ねこねこブックレビュー【05】『ネコ温泉』伴田良輔 / 辰巳出版

犬と違って、ねこを旅に連れていくことは難しい。犬なら、たとえば、アウトドア、キャンプかなんかに連れていけば、一緒に旅行することも可能だけれど、ねこは連れ出すことそれ自体がストレスだから、旅行もなかなか思うようにならない。

けれども、そこは発想を変えてですね。旅行先で新たなねこと出会う、なんて楽しみ方がありますよねと。ねこをめぐる旅。中でも、くつろぎ、ぼーっとリラックスする「ねこ」という存在と相性抜群なのが、温泉だ。誰だ、こんな素晴らしい企画を思いついたのは。こういう取材記事書きたい。温泉入って、美味いもんを食べ、ねこと眠る。これ、すなわち、すべて取材経費である。我輩は羨ましい……。

 

って不純な気持ちで本書を手にとったのだが、そこは辰巳出版のねこ本。普通の温泉紹介本と比べて、もう明らかに笑えるくらい情報の偏りが激しい。

ねこっつったって、そこはそれ。温泉って言ってるんだから、温泉紹介してなんぼじゃないですか。温泉紹介、ってことは湯けむり、浴場の写真があり、風呂上がりの一杯、名物、晩餐、豪華な食事の写真があり、近隣の注目施設の紹介あり。なんだかんだでガイドブックしてるのだろうとタカをくくってたのだが、これまたいさぎよいくらい、ねこ以外の情報がない(笑)。

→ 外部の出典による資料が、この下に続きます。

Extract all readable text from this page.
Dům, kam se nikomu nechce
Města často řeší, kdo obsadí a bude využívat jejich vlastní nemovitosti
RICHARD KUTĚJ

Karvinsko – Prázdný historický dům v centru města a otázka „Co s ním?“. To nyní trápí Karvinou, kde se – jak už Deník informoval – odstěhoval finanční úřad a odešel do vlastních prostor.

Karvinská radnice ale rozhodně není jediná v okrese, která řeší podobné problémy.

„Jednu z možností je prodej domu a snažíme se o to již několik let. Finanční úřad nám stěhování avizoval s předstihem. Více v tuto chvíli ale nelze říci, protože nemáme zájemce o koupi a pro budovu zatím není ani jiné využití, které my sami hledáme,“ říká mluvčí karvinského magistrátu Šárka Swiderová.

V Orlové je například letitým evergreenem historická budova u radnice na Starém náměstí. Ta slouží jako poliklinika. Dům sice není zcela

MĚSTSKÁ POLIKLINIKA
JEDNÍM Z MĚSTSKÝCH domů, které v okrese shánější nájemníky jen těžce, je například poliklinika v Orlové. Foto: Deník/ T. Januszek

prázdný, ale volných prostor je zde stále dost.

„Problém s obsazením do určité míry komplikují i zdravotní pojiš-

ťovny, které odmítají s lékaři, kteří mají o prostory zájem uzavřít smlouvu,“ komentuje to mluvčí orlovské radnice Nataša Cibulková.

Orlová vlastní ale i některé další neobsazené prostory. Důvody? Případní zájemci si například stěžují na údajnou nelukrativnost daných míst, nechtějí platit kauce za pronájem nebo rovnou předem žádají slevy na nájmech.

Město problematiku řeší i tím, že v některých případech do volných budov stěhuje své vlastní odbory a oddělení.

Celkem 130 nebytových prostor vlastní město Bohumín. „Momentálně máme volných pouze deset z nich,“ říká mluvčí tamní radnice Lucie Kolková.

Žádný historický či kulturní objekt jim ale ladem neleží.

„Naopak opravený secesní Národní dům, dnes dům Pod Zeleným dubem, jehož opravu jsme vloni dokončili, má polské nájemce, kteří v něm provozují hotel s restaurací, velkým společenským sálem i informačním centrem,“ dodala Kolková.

たとえば冒頭、大分は別府温泉「オーベルゼ レ・ボー」の紹介記事。全6ページ、全14枚の写真中、食べ物の写真はたったの1枚。建物の写真、浴場の写真がそれぞれ小さく1枚。あとはこれすべて、ねこの写真なのだから徹底してる。

温泉の由来だとか、泉質だとか。そんなことには目もくれず、いや、一応解説するのだが、6ページあって、そのうち大体数行しか解説しない、あとはひたすら温泉の、旅館の、名物ねこ、その物語に著者はフォーカスしていく。

このレオは、ドラマチックな猫生を歩んでいる。なにしろ天井裏で生まれたのだ。「天井から猫の鳴き声がする」というお客さんの指摘で声のする場所の天井に穴を開けたら、そこに子猫がいた。救出成功! その後、子猫の毛が驚くほどどんどん伸びてゆき、一度秀喜さんがその毛を散髪したら漫画『ジャングル大帝』のレオみたいになったので、レオという名前になった。(p.53)

これが『箱根仙石原温泉みたけ』の紹介記事だ。これだけ見せられても「温泉の話」だと当てられる人はいないんじゃないか。

温泉だから歴史もあるだろう。いわれだって、立派なものがあるに違いない。その場では著者もそんな話に耳傾け、きっちり取材もしているはずだ。でも、メインは温泉に住む猫たちとその物語。まずは何より、それを読者に伝えたいという思いからできた一冊である。

温泉、旅館、つまりは旅先。それは我々旅行者にとってはハレ、非日常の場であるわけだが、多くの旅館にはそんな非日常を日常として営む「温泉ネコ」がおり、そしてそんな1匹1匹の温泉ネコにそれぞれ全く異なる歴史があり、物語がある。自身の日常を離れ、温泉で、もう1匹のねこの日常に会いにいくのも、また楽しいに違いない。